Participants

Henri Alekan, Director of Photography, Paris. His most famous filmwork is probably "La Belle et La Bete", directed by J.Cocteau. From 1936-38 he was assistant to the legendary cinematographer Eugen Schüfftan. As Schüfftan's assistant he worked on three films, directed by G.W.Pabst: "Mademoiselle Docteur", "Le Drame de Shanghai", "Jeunes Filles en Detresse".

Freddy Buache, Director of the Cinematheque Suisse in Lausanne since 1949. He still admires Pabst's silent films as the most important ones made in the Weimar Republic. Freddy Buache speaks of Louise Brooks as the "Personification of Cinema" and he chose her to be the "icon" of the Cinematheque Suisse.

Anne Friedberg, Assistant Professor at the Film Studies Program at the University of California at Irvine. Anne Friedberg researched the rare moment of encounter between psychoanalysis and cinema - between Freud and Pabst - in the film "Geheimnisse einer Seele" (Secrets of a Soul).

Jan-Christopher Horak, Curator of Film at the George Eastman House, Rochester, New York.
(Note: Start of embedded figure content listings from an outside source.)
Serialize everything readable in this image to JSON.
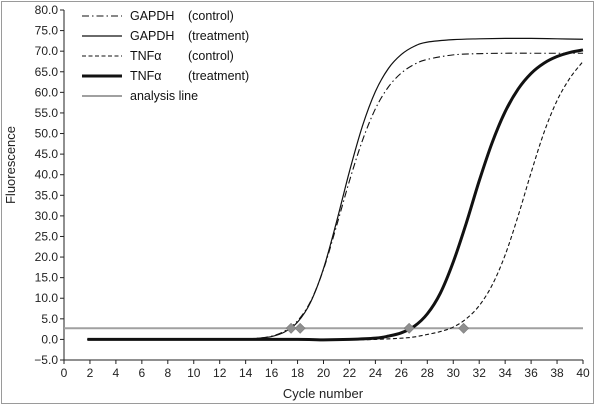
{
  "chart_data": {
    "type": "line",
    "title": "",
    "xlabel": "Cycle number",
    "ylabel": "Fluorescence",
    "xlim": [
      0,
      40
    ],
    "ylim": [
      -5,
      80
    ],
    "xticks": [
      0,
      2,
      4,
      6,
      8,
      10,
      12,
      14,
      16,
      18,
      20,
      22,
      24,
      26,
      28,
      30,
      32,
      34,
      36,
      38,
      40
    ],
    "yticks": [
      -5,
      0,
      5,
      10,
      15,
      20,
      25,
      30,
      35,
      40,
      45,
      50,
      55,
      60,
      65,
      70,
      75,
      80
    ],
    "xtick_labels": [
      "0",
      "2",
      "4",
      "6",
      "8",
      "10",
      "12",
      "14",
      "16",
      "18",
      "20",
      "22",
      "24",
      "26",
      "28",
      "30",
      "32",
      "34",
      "36",
      "38",
      "40"
    ],
    "ytick_labels": [
      "−5.0",
      "0.0",
      "5.0",
      "10.0",
      "15.0",
      "20.0",
      "25.0",
      "30.0",
      "35.0",
      "40.0",
      "45.0",
      "50.0",
      "55.0",
      "60.0",
      "65.0",
      "70.0",
      "75.0",
      "80.0"
    ],
    "grid": false,
    "legend_position": "top-left",
    "analysis_line": {
      "name": "analysis line",
      "y": 2.7,
      "color": "#a0a0a0"
    },
    "series": [
      {
        "name": "GAPDH",
        "condition": "(control)",
        "style": "dash-dot",
        "color": "#111111",
        "x": [
          1.8,
          8,
          12,
          14,
          15,
          16,
          17,
          18,
          19,
          20,
          21,
          22,
          23,
          24,
          25,
          26,
          27,
          28,
          30,
          32,
          34,
          36,
          38,
          40
        ],
        "y": [
          0,
          0,
          0,
          0.1,
          0.3,
          0.8,
          2.0,
          4.5,
          9.2,
          17,
          27.5,
          38.5,
          48.3,
          56,
          61.3,
          64.7,
          66.8,
          68,
          69.1,
          69.4,
          69.5,
          69.5,
          69.5,
          69.5
        ]
      },
      {
        "name": "GAPDH",
        "condition": "(treatment)",
        "style": "solid-thin",
        "color": "#111111",
        "x": [
          1.8,
          8,
          12,
          14,
          15,
          16,
          17,
          18,
          19,
          20,
          21,
          22,
          23,
          24,
          25,
          26,
          27,
          28,
          30,
          32,
          34,
          36,
          38,
          40
        ],
        "y": [
          0,
          0,
          0,
          0.1,
          0.3,
          0.7,
          1.8,
          4.2,
          9.0,
          17.2,
          28.5,
          40.8,
          51.8,
          60.2,
          65.8,
          69.2,
          71.2,
          72.2,
          72.8,
          73.0,
          73.1,
          73.1,
          73.0,
          72.9
        ]
      },
      {
        "name": "TNFα",
        "condition": "(control)",
        "style": "dashed",
        "color": "#111111",
        "x": [
          1.8,
          10,
          18,
          20,
          22,
          24,
          26,
          27,
          28,
          29,
          30,
          31,
          32,
          33,
          34,
          35,
          36,
          37,
          38,
          39,
          40
        ],
        "y": [
          0,
          0,
          0,
          0,
          -0.1,
          0,
          0.3,
          0.6,
          1.2,
          1.9,
          3.0,
          5.0,
          8.2,
          13.2,
          20.5,
          30,
          40.5,
          50.3,
          58,
          63.5,
          67.5
        ]
      },
      {
        "name": "TNFα",
        "condition": "(treatment)",
        "style": "solid-thick",
        "color": "#111111",
        "x": [
          1.8,
          10,
          18,
          20,
          22,
          24,
          25,
          26,
          27,
          28,
          29,
          30,
          31,
          32,
          33,
          34,
          35,
          36,
          37,
          38,
          39,
          40
        ],
        "y": [
          0,
          0,
          0,
          -0.1,
          0,
          0.3,
          0.8,
          1.6,
          3.2,
          6.2,
          11.2,
          18.8,
          28.2,
          38.5,
          47.8,
          55.3,
          60.8,
          64.6,
          67.1,
          68.7,
          69.7,
          70.3
        ]
      }
    ],
    "markers": [
      {
        "x": 17.5,
        "y": 2.7,
        "shape": "diamond",
        "color": "#8f8f8f"
      },
      {
        "x": 18.2,
        "y": 2.7,
        "shape": "diamond",
        "color": "#8f8f8f"
      },
      {
        "x": 26.6,
        "y": 2.7,
        "shape": "diamond",
        "color": "#8f8f8f"
      },
      {
        "x": 30.8,
        "y": 2.7,
        "shape": "diamond",
        "color": "#8f8f8f"
      }
    ]
  }
}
He is best known for his book on German film emigrants in the Third Reich, "Fluchtpunkt Hollywood".

Rudolph S. Joseph, Santa Barbara, USA. He was Deputy Director of the Renaissance Theater in Berlin in the '1920s. Rudolph S.Joseph was forced to emigrate from Germany in 1933. He went to the U.S.A. via France. In 1963 he was appointed as the first Director of the then newly founded Filmmuseum in Munich.
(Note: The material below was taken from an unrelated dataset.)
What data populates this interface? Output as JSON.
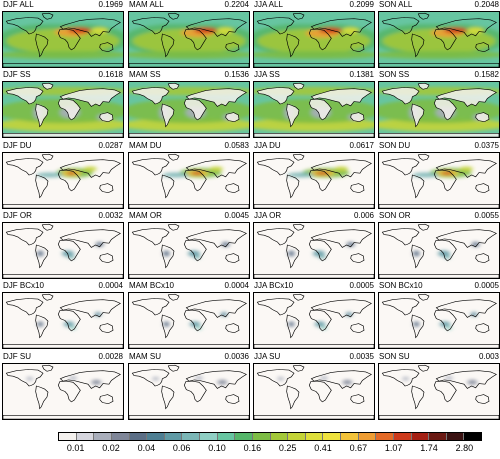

Hilde Krahl, Actress in Hamburg and Vienna. During the "Third Reich" in 1941, she starred as "Philine" in Pabst's film "Comedians".

Francis (Franz) Lederer, was born in Prague in 1899. His career as an actor took him from Prague via Brünn, Breslau, Berlin, and London to New York. Francis Lederer starred in "Pandora's Box" (1929) with Louise Brooks and Fritz Kortner.

Ronny Loewy, Curator and Author. He works at the Fritz Bauer Institut and at Deutsches Filmmuseum in Frankfurt a/M.

Herbert G. Luft, Journalist and Producer; Los Angeles. He conducted one of the last interviews with G.W.Pabst in Vienna while on his way back from Israel where he was a correspondent covering the Eichmann trial.

Harold Nebenzal, Film producer ("Cabaret"), Beverly Hills. He was born in Berlin and emigrated 1933 via France to the U.S.A. His father was Seymour Nebenzahl who produced six of Pabst's films between 1928-32, including the classics "Pandora's Box","Comradeship", "Threepenny Opera".

Jean (Hans) Oser was born into a Viennese family, staying in Strasbourg at the time. From 1930 - 1938 Jean Oser was the sound editor for most of Pabst's films (i.e. "Threepenny Opera", "Comradeship"). In 1939 he emigrated via France and England to the U.S.A. For many years he was a Professor of Film history at the University of Saskatchewan in Canada.

Michael Pabst was born in Berlin in 1941 as the second son of Gertrude and G.W.Pabst. Gallery owner in Munich and Vienna.

Micheline Presle, Actress, Paris. At the age of 15, in 1938/39, she played her first leading role in Pabst's "Jeunes filles en detresse".

Heide Schlüpmann, Professor for Film Studies at the Goethe University in Frankfurt a/M. She is co-editor of the film magazine "Frauen und Film".

Aglaja Schmid, Actress at the Burgtheater in Vienna. In 1947 she acted for the first time in a film, in Pabst's "The Trial" ("Der Prozess").

Carl Szokoll, Producer (i.e. "Die Brücke" with Bernhard Wicki and Maria Schell), in Vienna. In 1955 he produced Pabst's "The Last Ten Days" with Oskar Werner and Albin Skoda.